Elizabeth A Duke joined The Fed in 2008. On 7/16/09, during Senate testimony, Ms. Duke attempted a claim that the only portion of The Fed over which there is no oversight is ‘monetary policy’. Senator Ron Paul quickly quashed her effort to mis-characterize the level of transparency with 5 activities that spurn oversight — including transactions with other counties’ central banks. Senator Paul compared such transactions to treaties that The Fed was executing without oversight from Congress.
Later in the questioning, Senator Paul wonders how well the consumer fares in the policy schemes of The Fed noting that the dollar has lost 96% of its value since the creation of The Fed. Ms. Duke simply restates the ‘dual responsibilities’ of The Fed avoiding a real answer to the question.
Elizabeth Duke has predicted 4 Million more foreclosures for 2011 – 2012.
After performing as a trusted Obama adviser during the campaign and terminating his position as Professor of Law at Georgetown University Law Center, Daniel K. Tarullo joined The Fed in 2009.
He believes the Government has the right to oversee salaries in the private sector — especially at the banks. Tarullo chairs the committee that oversees banking regulation and has frustrated banking lawyers with a less-than-clear position on “how private equity firms can come into compliance with Fed regulations restricting non-banks from controlling depository institutions. ‘He hasn’t even made one speech about the issue.'”
Sarah Bloom Raskin, the newest member of the Board of Governors joined in late 2010. The Raskin name may ring a bell as her father-in-law is Marcus Raskin who started the Institute for Policy Studies — a notoriously leftist think tank.
A great workup on the “radical royal family” is here.
In 1978, in an article in National Review, Brian Crozier , director of the London-based Institute for the Study of Conflict described IPS as the ‘perfect intellectual front for Soviet activities which would be resisted if they were to originate openly from the KGB’.”
And, finally, we have a vacant position on the Board waiting to be filled by President Obama and the Senate.
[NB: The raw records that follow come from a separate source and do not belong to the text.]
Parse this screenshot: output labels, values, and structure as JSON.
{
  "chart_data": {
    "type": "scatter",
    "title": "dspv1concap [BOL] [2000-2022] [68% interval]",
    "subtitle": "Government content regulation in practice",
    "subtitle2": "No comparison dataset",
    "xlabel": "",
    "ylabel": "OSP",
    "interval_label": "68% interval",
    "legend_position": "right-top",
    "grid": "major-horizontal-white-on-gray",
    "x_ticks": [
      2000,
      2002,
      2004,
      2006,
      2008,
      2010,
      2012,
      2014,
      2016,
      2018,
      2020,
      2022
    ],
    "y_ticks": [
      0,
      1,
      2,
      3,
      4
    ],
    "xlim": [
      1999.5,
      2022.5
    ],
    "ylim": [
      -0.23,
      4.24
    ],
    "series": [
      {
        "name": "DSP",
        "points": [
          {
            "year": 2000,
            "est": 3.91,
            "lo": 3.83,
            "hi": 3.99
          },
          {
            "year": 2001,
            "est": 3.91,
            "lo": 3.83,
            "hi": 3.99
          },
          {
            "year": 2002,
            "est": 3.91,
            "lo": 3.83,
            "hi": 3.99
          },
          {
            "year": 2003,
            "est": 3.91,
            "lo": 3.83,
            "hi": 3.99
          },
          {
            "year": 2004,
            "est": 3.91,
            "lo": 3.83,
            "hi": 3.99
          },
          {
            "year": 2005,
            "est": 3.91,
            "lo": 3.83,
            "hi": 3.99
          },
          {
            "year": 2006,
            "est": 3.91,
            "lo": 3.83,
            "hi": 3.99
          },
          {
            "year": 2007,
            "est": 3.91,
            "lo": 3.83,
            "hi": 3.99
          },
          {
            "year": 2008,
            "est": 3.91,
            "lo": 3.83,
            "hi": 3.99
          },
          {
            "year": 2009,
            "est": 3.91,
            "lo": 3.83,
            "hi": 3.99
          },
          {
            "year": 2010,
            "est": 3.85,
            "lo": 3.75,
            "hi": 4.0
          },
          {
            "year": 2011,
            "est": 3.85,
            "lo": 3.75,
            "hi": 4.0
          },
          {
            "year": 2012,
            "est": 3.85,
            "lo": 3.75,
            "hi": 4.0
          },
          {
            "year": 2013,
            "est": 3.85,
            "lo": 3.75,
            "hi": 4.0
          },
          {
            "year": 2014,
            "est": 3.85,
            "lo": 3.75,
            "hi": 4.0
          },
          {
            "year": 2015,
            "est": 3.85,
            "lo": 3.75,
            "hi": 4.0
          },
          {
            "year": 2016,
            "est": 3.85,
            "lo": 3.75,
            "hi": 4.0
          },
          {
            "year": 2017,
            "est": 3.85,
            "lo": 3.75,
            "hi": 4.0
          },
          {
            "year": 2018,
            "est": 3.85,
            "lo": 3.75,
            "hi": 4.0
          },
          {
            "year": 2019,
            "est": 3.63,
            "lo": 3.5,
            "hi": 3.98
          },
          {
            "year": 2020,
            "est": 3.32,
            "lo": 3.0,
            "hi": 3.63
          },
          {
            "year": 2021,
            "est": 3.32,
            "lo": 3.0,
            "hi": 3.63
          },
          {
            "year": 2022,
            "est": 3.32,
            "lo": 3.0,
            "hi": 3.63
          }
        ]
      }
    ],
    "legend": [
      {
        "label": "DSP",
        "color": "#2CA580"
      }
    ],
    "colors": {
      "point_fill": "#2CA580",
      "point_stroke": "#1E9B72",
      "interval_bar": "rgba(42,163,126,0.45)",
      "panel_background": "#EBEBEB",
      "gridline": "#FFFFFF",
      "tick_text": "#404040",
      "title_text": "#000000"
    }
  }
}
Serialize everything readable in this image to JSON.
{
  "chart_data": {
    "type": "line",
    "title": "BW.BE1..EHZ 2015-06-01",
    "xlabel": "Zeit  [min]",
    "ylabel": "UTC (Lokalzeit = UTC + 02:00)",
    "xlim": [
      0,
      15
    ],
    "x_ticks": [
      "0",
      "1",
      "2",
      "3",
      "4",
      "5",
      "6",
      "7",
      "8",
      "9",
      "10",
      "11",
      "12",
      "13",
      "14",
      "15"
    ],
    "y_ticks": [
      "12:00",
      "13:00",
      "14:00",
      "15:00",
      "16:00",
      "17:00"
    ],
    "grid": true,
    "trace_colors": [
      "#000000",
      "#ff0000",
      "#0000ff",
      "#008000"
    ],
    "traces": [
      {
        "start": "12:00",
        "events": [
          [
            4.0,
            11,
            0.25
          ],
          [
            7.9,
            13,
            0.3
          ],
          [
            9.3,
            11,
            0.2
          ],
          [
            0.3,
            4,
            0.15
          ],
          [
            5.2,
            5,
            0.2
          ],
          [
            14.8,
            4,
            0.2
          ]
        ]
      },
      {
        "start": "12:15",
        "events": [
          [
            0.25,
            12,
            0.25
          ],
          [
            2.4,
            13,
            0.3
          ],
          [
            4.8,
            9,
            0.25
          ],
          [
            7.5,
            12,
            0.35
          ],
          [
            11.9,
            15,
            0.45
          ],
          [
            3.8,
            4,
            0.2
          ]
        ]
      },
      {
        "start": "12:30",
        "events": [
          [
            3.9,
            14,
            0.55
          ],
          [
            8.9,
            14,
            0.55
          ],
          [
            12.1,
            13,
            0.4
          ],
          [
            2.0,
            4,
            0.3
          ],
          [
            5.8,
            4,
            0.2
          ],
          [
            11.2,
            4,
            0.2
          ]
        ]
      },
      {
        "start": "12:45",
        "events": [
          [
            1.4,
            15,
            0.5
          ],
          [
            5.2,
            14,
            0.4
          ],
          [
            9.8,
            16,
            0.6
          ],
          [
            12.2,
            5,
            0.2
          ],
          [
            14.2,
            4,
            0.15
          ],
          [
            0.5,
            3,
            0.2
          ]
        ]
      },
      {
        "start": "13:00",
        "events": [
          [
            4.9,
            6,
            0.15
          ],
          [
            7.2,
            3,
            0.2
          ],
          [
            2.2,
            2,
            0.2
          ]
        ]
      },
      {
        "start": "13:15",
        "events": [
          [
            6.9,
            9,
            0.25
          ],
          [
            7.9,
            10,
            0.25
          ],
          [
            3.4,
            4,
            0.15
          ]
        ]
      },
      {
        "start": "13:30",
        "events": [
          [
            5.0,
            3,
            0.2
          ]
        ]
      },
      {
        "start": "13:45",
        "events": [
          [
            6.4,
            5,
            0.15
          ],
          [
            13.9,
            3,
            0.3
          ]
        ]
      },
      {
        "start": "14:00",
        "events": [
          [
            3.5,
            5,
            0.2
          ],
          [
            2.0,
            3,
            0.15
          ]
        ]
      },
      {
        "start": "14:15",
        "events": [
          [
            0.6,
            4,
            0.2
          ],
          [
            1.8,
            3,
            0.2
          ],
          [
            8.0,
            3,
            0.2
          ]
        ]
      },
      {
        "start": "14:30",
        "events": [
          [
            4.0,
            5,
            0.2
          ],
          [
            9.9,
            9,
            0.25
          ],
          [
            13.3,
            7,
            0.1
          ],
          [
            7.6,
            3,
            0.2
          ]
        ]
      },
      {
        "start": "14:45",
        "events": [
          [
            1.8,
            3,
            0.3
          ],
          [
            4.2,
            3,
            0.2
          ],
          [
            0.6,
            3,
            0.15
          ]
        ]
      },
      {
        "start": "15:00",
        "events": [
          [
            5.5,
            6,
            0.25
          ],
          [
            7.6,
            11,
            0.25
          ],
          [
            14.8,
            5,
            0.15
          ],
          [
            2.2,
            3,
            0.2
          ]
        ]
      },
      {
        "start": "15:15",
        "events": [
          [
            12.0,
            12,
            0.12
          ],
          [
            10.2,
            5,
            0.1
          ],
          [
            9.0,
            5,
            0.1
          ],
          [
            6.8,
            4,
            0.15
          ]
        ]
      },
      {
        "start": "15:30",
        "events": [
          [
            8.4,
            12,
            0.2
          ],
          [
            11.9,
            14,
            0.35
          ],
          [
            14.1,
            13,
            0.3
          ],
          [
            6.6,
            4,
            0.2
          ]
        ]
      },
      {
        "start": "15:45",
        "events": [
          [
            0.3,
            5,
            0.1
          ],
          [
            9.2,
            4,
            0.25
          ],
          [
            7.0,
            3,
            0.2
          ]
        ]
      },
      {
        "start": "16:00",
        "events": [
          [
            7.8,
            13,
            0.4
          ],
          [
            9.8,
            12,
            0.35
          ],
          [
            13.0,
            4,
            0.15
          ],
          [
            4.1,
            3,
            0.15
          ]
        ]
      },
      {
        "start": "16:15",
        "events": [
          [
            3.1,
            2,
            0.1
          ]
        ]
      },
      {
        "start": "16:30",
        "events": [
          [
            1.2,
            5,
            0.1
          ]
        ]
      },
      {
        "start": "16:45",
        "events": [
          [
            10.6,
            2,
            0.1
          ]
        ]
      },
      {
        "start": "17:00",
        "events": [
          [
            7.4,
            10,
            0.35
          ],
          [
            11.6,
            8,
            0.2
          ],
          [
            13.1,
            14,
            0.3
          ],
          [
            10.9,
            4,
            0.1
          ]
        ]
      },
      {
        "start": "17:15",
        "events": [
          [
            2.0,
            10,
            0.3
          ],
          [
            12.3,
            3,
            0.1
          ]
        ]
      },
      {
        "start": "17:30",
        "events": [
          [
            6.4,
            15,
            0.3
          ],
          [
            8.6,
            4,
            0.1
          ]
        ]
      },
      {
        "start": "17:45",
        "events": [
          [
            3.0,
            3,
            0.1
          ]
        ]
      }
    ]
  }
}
His latest nominee, Peter Diamond, was rejected by by the Senate on August 5, 2010.
Diamond is a strong Keynesian policy advocate and will push for more government stimulus rather than relying on the private sector according to Freedom Works.
“In the face of rising oil and food prices, Diamond has expressed no real concern over inflation. On November 30, he told Bloomberg News that ‘the quantitative easing is a help but it needs fiscal backing. Given the other things happening, it’s not as powerful as we need.’ The ramifications of engaging in overly loose monetary policy are hugely negative, affecting both domestic and global markets.“, wrote Freedom Works in a letter to Senators during the Diamond nomination process.
Diamond was awarded the Nobel Prize in Economic Sciences in October 2010, along with Dale T. Mortensen from Northwestern University and Christopher A. Pissarides from the London School of Economics “for their analysis of markets with search frictions”
However, he couldn’t get past the Senate for confirmation to The Fed. But, we know the standards for Nobel Prizes have dropped substantially over the past 10 years.
That’s it. These 7 positions probably have more power than the President and the Congress combined, are effectively negotiating treaties with other governments, and barely any of them have real experience the private sector ‘making things’.